Sen. Rick Scott (R-Fla.), the chairman of the National Republican Senatorial Committee (NRSC), urged the GOP in a Feb. 23 memo to end an escalating intra-party dispute and focus on defeating the Democrats in future elections.
“This does not need to be true, should not be true, and will not be true. Those fanning these flames, in both the media and our own ranks, desire a GOP civil war.
“The Republican Civil War is now cancelled,” he wrote.
Scott noted that he’s in favor of debate and disagreements within the party, but warned that the Democrats’ control of Washington is posing an imminent threat to the rights and freedoms secured by the Constitution.
“Perhaps in more genteel times, a bunch of infighting and arguing wouldn’t do much damage. Truthfully, I enjoy bantering back and forth, and I have no interest in trying to quell intraparty policy dialogue and debates,” the memo states.
“But now is not the time for division and here’s why: For the first time in any of our lives, socialism has become the unabashed, governing policy of the Democrat Party. The Democrats are fast abandoning any pretense of allegiance to the First and Second Amendments to our Constitution, they’ll give up on the rest of it in due time.”
Inklings of the “civil war” have already played out in the aftermath of the impeachment trial. Rep. Matt Gaetz (R-Fla.) traveled to Wyoming to host a rally against Rep. Liz Cheney (R-Wyo.), one of the 10 House Republicans who voted to impeach Trump.

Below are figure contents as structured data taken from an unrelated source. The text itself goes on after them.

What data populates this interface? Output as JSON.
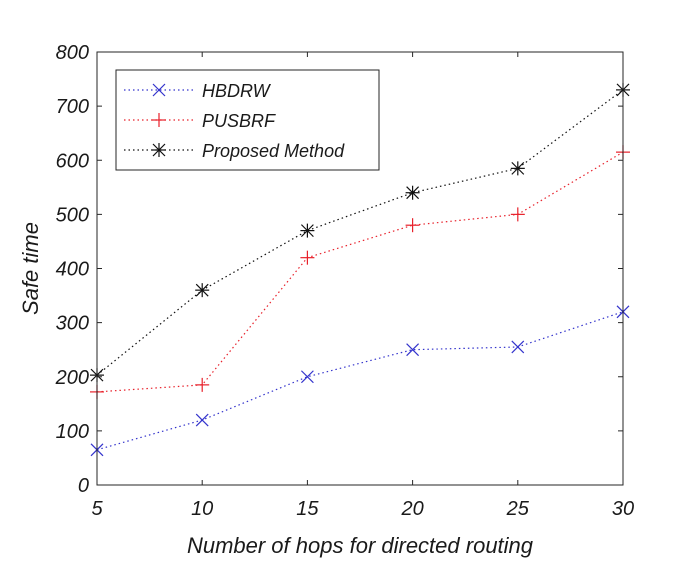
{
  "chart_data": {
    "type": "line",
    "title": "",
    "xlabel": "Number of hops for directed routing",
    "ylabel": "Safe time",
    "x": [
      5,
      10,
      15,
      20,
      25,
      30
    ],
    "xlim": [
      5,
      30
    ],
    "ylim": [
      0,
      800
    ],
    "xticks": [
      "5",
      "10",
      "15",
      "20",
      "25",
      "30"
    ],
    "yticks": [
      "0",
      "100",
      "200",
      "300",
      "400",
      "500",
      "600",
      "700",
      "800"
    ],
    "grid": false,
    "legend_position": "top-left",
    "series": [
      {
        "name": "HBDRW",
        "values": [
          65,
          120,
          200,
          250,
          255,
          320
        ],
        "color": "#3333cc",
        "marker": "x"
      },
      {
        "name": "PUSBRF",
        "values": [
          172,
          185,
          420,
          480,
          500,
          615
        ],
        "color": "#e8202a",
        "marker": "plus"
      },
      {
        "name": "Proposed Method",
        "values": [
          203,
          360,
          470,
          540,
          585,
          730
        ],
        "color": "#111111",
        "marker": "asterisk"
      }
    ]
  }
}
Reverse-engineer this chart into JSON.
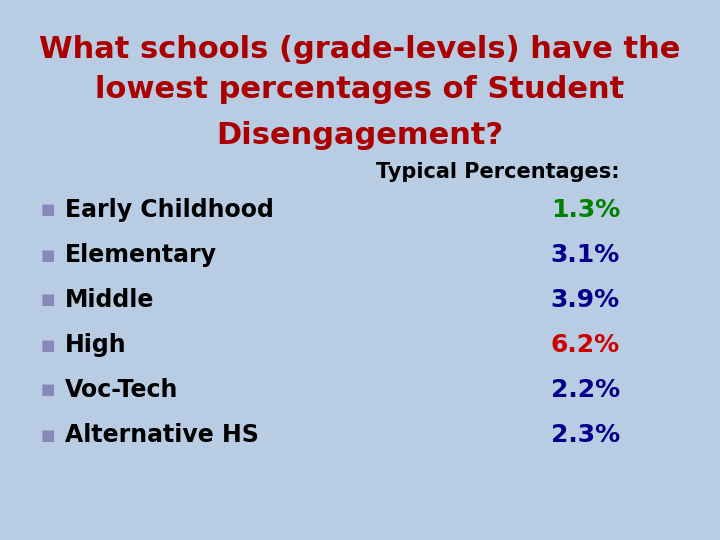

The former president’s son, Donald Trump Jr., called in to the rally to rev up support for an eventual primary challenger.
Scott warned that engaging in internal squabbles is no way to confront the Democrats.
“This is real life folks. If they can cancel the President of the United States, they will have no problem cancelling you and me. Today’s Democrats do not want to simply ‘cancel’ us, they want to destroy anyone who disagrees with them,” Scott wrote.
“To beat this threat—the threat of socialism, crushing debt, loss of freedom—we must focus on addition, not subtraction; on looking forward, not backward.”